What ‘grandfathered‘ means
Any plan which is grandfathered means that it was in existence prior to the March 23rd, 2010 and therefore prior to the Affordable Care Act. This means that the plan, and the insurer, does not have to include the provisions of the Affordable Care Act. Any policy issued after that date will be required by law to adhere to the laws and provisions within the Affordable Care Act.
Insurance companies with grandfathered plans will be able to make minor changes to their policies without losing the status of a grandfathered plan.
What this means to you
If you are enrolled in a grandfathered health plan, all you need do is consistently renew your plan each year. Consumers can still enroll in a grandfathered plan as the grandfather status applies to when the health care plan began and not your enrollment date. However, you may find that it is in your best interest to look at the different plans available within the Health Care Marketplace to ensure that you are receiving the best possible health care plan at the best price.
What happens to grandfathered plans under the ACA?

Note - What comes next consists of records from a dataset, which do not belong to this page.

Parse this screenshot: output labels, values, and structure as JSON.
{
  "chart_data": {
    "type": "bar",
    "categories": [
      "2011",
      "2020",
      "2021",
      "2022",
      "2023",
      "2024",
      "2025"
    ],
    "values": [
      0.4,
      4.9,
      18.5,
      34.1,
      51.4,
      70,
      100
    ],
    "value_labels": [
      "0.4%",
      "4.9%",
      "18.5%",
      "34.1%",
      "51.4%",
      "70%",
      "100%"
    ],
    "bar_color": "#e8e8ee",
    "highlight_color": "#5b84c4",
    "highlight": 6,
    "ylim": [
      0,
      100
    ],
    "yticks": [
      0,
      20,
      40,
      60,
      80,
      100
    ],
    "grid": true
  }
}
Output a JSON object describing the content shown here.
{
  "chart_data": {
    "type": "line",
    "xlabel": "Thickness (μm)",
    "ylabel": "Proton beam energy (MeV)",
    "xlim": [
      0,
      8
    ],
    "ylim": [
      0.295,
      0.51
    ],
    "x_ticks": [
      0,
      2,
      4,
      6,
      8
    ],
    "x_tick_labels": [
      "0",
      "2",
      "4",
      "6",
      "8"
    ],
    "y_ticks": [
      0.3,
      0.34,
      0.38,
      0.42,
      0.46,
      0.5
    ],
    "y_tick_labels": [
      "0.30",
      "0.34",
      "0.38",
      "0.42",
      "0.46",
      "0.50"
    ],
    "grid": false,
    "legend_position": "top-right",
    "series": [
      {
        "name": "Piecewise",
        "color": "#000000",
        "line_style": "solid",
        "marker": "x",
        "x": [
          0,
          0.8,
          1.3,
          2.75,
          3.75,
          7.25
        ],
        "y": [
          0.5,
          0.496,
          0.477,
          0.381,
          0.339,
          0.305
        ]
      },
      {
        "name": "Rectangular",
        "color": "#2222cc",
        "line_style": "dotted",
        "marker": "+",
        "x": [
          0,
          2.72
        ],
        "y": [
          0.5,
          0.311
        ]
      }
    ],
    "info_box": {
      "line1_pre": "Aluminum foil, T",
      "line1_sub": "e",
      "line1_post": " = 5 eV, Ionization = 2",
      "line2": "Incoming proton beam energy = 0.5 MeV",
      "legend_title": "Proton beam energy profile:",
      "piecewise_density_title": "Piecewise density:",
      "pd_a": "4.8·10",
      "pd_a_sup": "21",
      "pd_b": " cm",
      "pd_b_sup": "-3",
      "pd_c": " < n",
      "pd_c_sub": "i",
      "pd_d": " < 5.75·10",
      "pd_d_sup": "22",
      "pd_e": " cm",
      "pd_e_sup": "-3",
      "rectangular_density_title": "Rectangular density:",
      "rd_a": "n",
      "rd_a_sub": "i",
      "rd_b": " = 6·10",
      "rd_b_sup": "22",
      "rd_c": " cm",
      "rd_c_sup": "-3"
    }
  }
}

As per the general guidelines for grandfathered plans, there are certain things that are covered by the health care plan and certain other things, which are not. Here’s a quick review of the things that are changed due to the ACA regulations:
- Covers health expenses throughout the lifetime limits
- Ensure not to arbitrarily cancel the health plan
- Provide health care coverage for people up to age of 26 years
- Provide an easy to understand benefits and coverage instructions to give the enrollees information about the coverage of health plan and cost estimation
- Ensure that the insurance companies are spending the premium money of enrollees on health care plans and not on other administrative expenses.
Some cons of a grandfathered health plan:
- It is not mandatory that they offer preventive health care free of cost
- Does not have any guarantee to protect your right to appeal against policies
- Does not have the guarantee to provide you the doctor of choice or other medical facilities
- In case of the increment in premiums, the health plans are not accountable for any Rate Review.
What are your options if you have such a plan?
In order to find out whether your health-care insurance is grandfathered or not, you can check it using one of the following:
- Check the insurance policy documentation. It is mandatory for the documentations of any health plan to disclose if the plan is grandfathered. This information is to be provided in all plan describing materials.
- Check with your insurance agent or employer: if you are receiving health insurance benefits through your employer then you can confirm such details by asking the benefits manager at your employer’s offices. Otherwise you can always contact the benefits administrator at the insurance company itself.